The original baby of the family

His name was Mr. Sac (aka Strategic Air Command).  He was awesome.  He was ornery.  He was 100% basset hound.

His ears, absorbent chamois mopping up Alpo and water.  His belly, inches from the ground.  Those feet, monstrously huge and quite often muddy.  That breath, capable of melting eyebrows off a person’s face from 5 feet away.

He was a dog of the 70’s.  A time when you purchased Hertz flea collars and Gravy Train dog food from the grocery store.  Rabies shots were boostered once every decade.  Visits to the vet did not require the cost to be spread over three credit cards.

As soon as children were added to my parents’ young family, he was relocated from the sofa to the backyard.  Dana and I, both strangely put off with playing with dolls and other girly toys, often used Mr. Sac as our very own doll.  He would sit patiently as we dressed him in different outfits and fashioned cheeky hats made of pie tins and string.  He totally made it work.

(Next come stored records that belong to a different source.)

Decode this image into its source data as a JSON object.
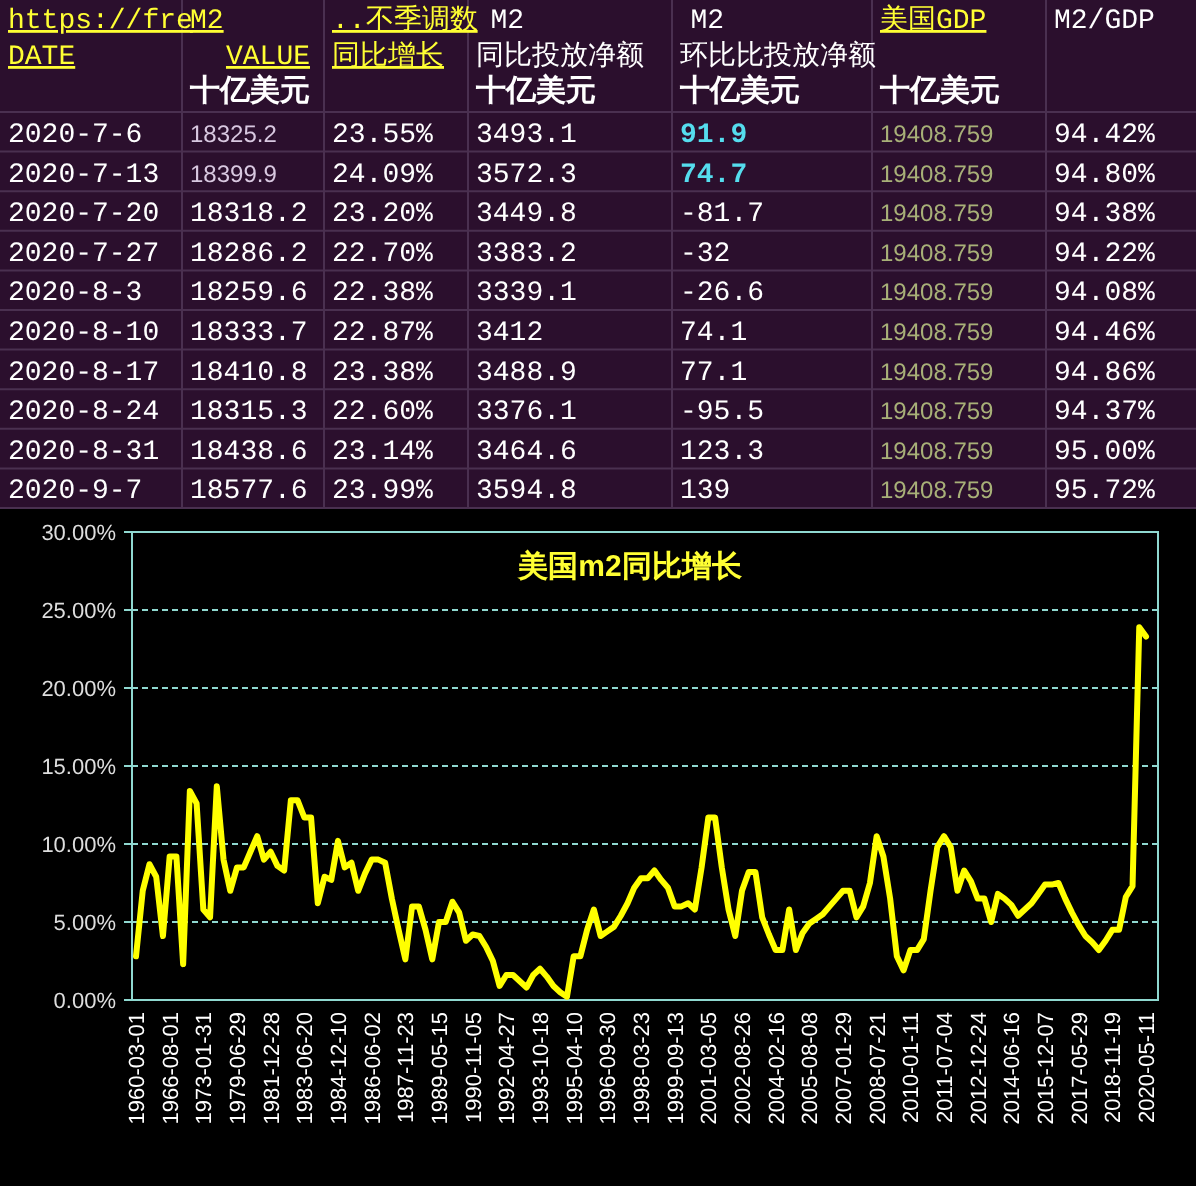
{
  "chart_data": [
    {
      "type": "other",
      "annotations": [
        "https://fre",
        "M2",
        "..不季调数",
        "M2",
        "M2",
        "美国GDP",
        "M2/GDP",
        "DATE",
        "VALUE",
        "同比增长",
        "同比投放净额",
        "环比比投放净额",
        "十亿美元",
        "十亿美元",
        "十亿美元",
        "十亿美元",
        "2020-7-6",
        "18325.2",
        "23.55%",
        "3493.1",
        "91.9",
        "19408.759",
        "94.42%",
        "2020-7-13",
        "18399.9",
        "24.09%",
        "3572.3",
        "74.7",
        "19408.759",
        "94.80%",
        "2020-7-20",
        "18318.2",
        "23.20%",
        "3449.8",
        "-81.7",
        "19408.759",
        "94.38%",
        "2020-7-27",
        "18286.2",
        "22.70%",
        "3383.2",
        "-32",
        "19408.759",
        "94.22%",
        "2020-8-3",
        "18259.6",
        "22.38%",
        "3339.1",
        "-26.6",
        "19408.759",
        "94.08%",
        "2020-8-10",
        "18333.7",
        "22.87%",
        "3412",
        "74.1",
        "19408.759",
        "94.46%",
        "2020-8-17",
        "18410.8",
        "23.38%",
        "3488.9",
        "77.1",
        "19408.759",
        "94.86%",
        "2020-8-24",
        "18315.3",
        "22.60%",
        "3376.1",
        "-95.5",
        "19408.759",
        "94.37%",
        "2020-8-31",
        "18438.6",
        "23.14%",
        "3464.6",
        "123.3",
        "19408.759",
        "95.00%",
        "2020-9-7",
        "18577.6",
        "23.99%",
        "3594.8",
        "139",
        "19408.759",
        "95.72%"
      ]
    },
    {
      "type": "line",
      "title": "美国m2同比增长",
      "categories": [
        "1960-03-01",
        null,
        null,
        null,
        null,
        "1966-08-01",
        null,
        null,
        null,
        null,
        "1973-01-31",
        null,
        null,
        null,
        null,
        "1979-06-29",
        null,
        null,
        null,
        null,
        "1981-12-28",
        null,
        null,
        null,
        null,
        "1983-06-20",
        null,
        null,
        null,
        null,
        "1984-12-10",
        null,
        null,
        null,
        null,
        "1986-06-02",
        null,
        null,
        null,
        null,
        "1987-11-23",
        null,
        null,
        null,
        null,
        "1989-05-15",
        null,
        null,
        null,
        null,
        "1990-11-05",
        null,
        null,
        null,
        null,
        "1992-04-27",
        null,
        null,
        null,
        null,
        "1993-10-18",
        null,
        null,
        null,
        null,
        "1995-04-10",
        null,
        null,
        null,
        null,
        "1996-09-30",
        null,
        null,
        null,
        null,
        "1998-03-23",
        null,
        null,
        null,
        null,
        "1999-09-13",
        null,
        null,
        null,
        null,
        "2001-03-05",
        null,
        null,
        null,
        null,
        "2002-08-26",
        null,
        null,
        null,
        null,
        "2004-02-16",
        null,
        null,
        null,
        null,
        "2005-08-08",
        null,
        null,
        null,
        null,
        "2007-01-29",
        null,
        null,
        null,
        null,
        "2008-07-21",
        null,
        null,
        null,
        null,
        "2010-01-11",
        null,
        null,
        null,
        null,
        "2011-07-04",
        null,
        null,
        null,
        null,
        "2012-12-24",
        null,
        null,
        null,
        null,
        "2014-06-16",
        null,
        null,
        null,
        null,
        "2015-12-07",
        null,
        null,
        null,
        null,
        "2017-05-29",
        null,
        null,
        null,
        null,
        "2018-11-19",
        null,
        null,
        null,
        null,
        "2020-05-11"
      ],
      "series": [
        {
          "color": "#ffff00",
          "values": [
            2.8,
            7.0,
            8.7,
            7.9,
            4.1,
            9.2,
            9.2,
            2.3,
            13.4,
            12.6,
            5.8,
            5.3,
            13.7,
            9.0,
            7.0,
            8.5,
            8.5,
            9.5,
            10.5,
            9.0,
            9.5,
            8.6,
            8.3,
            12.8,
            12.8,
            11.7,
            11.7,
            6.2,
            7.9,
            7.7,
            10.2,
            8.5,
            8.8,
            7.0,
            8.1,
            9.0,
            9.0,
            8.8,
            6.5,
            4.5,
            2.6,
            6.0,
            6.0,
            4.5,
            2.6,
            5.0,
            5.0,
            6.3,
            5.6,
            3.8,
            4.2,
            4.1,
            3.4,
            2.5,
            0.9,
            1.6,
            1.6,
            1.2,
            0.8,
            1.6,
            2.0,
            1.5,
            0.9,
            0.5,
            0.2,
            2.8,
            2.8,
            4.5,
            5.8,
            4.1,
            4.4,
            4.7,
            5.4,
            6.2,
            7.2,
            7.8,
            7.8,
            8.3,
            7.7,
            7.2,
            6.0,
            6.0,
            6.2,
            5.8,
            8.5,
            11.7,
            11.7,
            8.5,
            5.8,
            4.1,
            7.0,
            8.2,
            8.2,
            5.3,
            4.2,
            3.2,
            3.2,
            5.8,
            3.2,
            4.3,
            4.9,
            5.2,
            5.5,
            6.0,
            6.5,
            7.0,
            7.0,
            5.3,
            6.0,
            7.5,
            10.5,
            9.2,
            6.5,
            2.8,
            1.9,
            3.2,
            3.2,
            3.9,
            7.0,
            9.8,
            10.5,
            9.8,
            7.0,
            8.3,
            7.6,
            6.5,
            6.5,
            5.0,
            6.8,
            6.5,
            6.1,
            5.4,
            5.8,
            6.2,
            6.8,
            7.4,
            7.4,
            7.5,
            6.5,
            5.6,
            4.8,
            4.1,
            3.7,
            3.2,
            3.8,
            4.5,
            4.5,
            6.6,
            7.3,
            23.9,
            23.3
          ]
        }
      ],
      "ylim": [
        0,
        30
      ],
      "yticks": [
        {
          "value": 0,
          "label": "0.00%"
        },
        {
          "value": 5,
          "label": "5.00%"
        },
        {
          "value": 10,
          "label": "10.00%"
        },
        {
          "value": 15,
          "label": "15.00%"
        },
        {
          "value": 20,
          "label": "20.00%"
        },
        {
          "value": 25,
          "label": "25.00%"
        },
        {
          "value": 30,
          "label": "30.00%"
        }
      ],
      "grid": "y",
      "line_style": "solid",
      "marker": "none"
    }
  ]
}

Ironically, I wasn’t the attentive pet owner I am now.  Mr. Sac had his life, I had mine.  We coexisted and I loved him but when you’re so young, you take it for granted that things simply last forever.  He died after a long and adventurous life filled with equal parts mischief and sloth.

We buried him in the woods of Wilmington, OH on a plot of land we used to play and explore in.  I believe it was my mom and sister who had the lovely idea of planting tulip bulbs on the grave.  Our neighbors from Ohio still write to us every so often and always end their letters with the same update:  the tulips still bloom every year where we last said goodbye to Mr. Sac.